Quiner underscored a collaborative culture: “It’s not just OB-GYN; it’s not just midwives. It’s all of us together.”
Such systems are important in a state where Medicaid covers prenatal care for more than 6 in 10 births. Evaluations by UNM’s Center for Health Policy have investigated care coordination for Medicaid populations when clinicians incorporate behavioral health alongside traditional complications such as preeclampsia.
Training Specialists for the Perinatal Mental Health Crisis
In parallel to the system, Dr. Marquette Rose, director of the Reproductive Psychiatry Fellowship in UNM’s Department of Psychiatry & Behavioral Sciences, is attending to the mental health side. Backed by BCBSNM Special Beginnings funding, her project supports recruitment and training of fellows in reproductive psychiatry — specialists trained to handle conditions that emerge or worsen during pregnancy and the postpartum year.
“The leading cause of pregnancy-associated deaths is psychiatric illness,” Rose said, “so it is imperative that we’re training providers to take care of patients who are pregnant or postpartum.”
The fellows earn hands-on experience through programs like UNM Hospital’s Journeys Program for behavioral health in reproductive care and the Milagro Program for pregnant patients with a dual diagnosis of mental illness and addiction. The goal goes beyond UNM, training additional specialists who can consult while equipping general providers with stronger tools and greater confidence.
Rose envisions both clinical and far-reaching. “The goal is showing up and being there for these patients in these vulnerable times in their lives. It’s truly far-reaching,” she said.
New Mexico has also taken policy steps. The state requires screening for postpartum depression during well-child visits for Medicaid patients.

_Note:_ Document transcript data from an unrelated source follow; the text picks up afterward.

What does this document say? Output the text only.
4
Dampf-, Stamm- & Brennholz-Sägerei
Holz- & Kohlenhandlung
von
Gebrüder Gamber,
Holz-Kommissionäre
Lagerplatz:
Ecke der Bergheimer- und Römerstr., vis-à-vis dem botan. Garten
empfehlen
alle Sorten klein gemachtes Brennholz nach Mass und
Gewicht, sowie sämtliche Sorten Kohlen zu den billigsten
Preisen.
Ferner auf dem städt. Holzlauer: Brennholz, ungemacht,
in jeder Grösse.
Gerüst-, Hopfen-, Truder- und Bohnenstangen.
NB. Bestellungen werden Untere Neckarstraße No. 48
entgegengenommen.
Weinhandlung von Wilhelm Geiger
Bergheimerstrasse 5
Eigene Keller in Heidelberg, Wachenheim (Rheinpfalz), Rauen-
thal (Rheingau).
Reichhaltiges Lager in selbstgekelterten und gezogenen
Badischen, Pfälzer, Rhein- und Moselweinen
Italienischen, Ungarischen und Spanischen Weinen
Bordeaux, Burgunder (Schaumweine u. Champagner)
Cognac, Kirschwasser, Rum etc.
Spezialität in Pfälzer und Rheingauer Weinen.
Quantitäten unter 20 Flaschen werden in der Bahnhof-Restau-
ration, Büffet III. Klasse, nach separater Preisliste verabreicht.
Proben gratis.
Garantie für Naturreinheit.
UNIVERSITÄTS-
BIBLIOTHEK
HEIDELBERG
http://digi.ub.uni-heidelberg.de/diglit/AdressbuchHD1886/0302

It has backed initiatives, including telemedicine, to expand mental health coverage and collaborate with groups like Postpartum Support International. Workforce shortages persist, however, especially in rural areas.
Persistent Challenges
Progress is measurable. But it is uneven. Breastfeeding rates have increased, and some child well-being indicators have improved; severe maternal death remains a concern, and access to care remains a challenge. Six hospitals across the state have closed maternity wards, and at least three clinics have closed or been forced to downsize their operations in the last decade, compounding “OB deserts.” Native American women face particularly tremendous burdens, including heightened traumatic stress and financial pressures during pregnancy.
Insurer-led programs, such as HCSC/BCBSNM’s expanded maternal and infant health efforts, invest in quality improvement, substance use support, and telemedicine. Community-based case management under Medicaid’s Turquoise Care program seeks to improve collaborative services.
“This marks an important milestone as we celebrate the first year of our commitment to improving health outcomes for moms and babies in New Mexico,” said Dr. Latha Raja Shankar, BCBSNM vice president of health care delivery and chief medical officer. “We look forward to supporting families at every stage of life, and that starts with maternal care.”
Maternal Care: A Shared Commitment
Quiner and Rose’s projects advanced, underscoring that maternal health extends beyond clinical care. That it is a public health imperative requiring coordinated action. The National Maternal Health Hotline (1-833-852-6262) and resources from Postpartum Support International offer immediate lifelines, while 988 is dedicated to crisis needs.
New Mexico’s initiatives illustrate both the hard realities of rural and underserved America and the promise of targeted, evidence-based maternal care interventions. Officials and clinicians hope to upend preventable deaths and give every family a safer start — even in rural counties.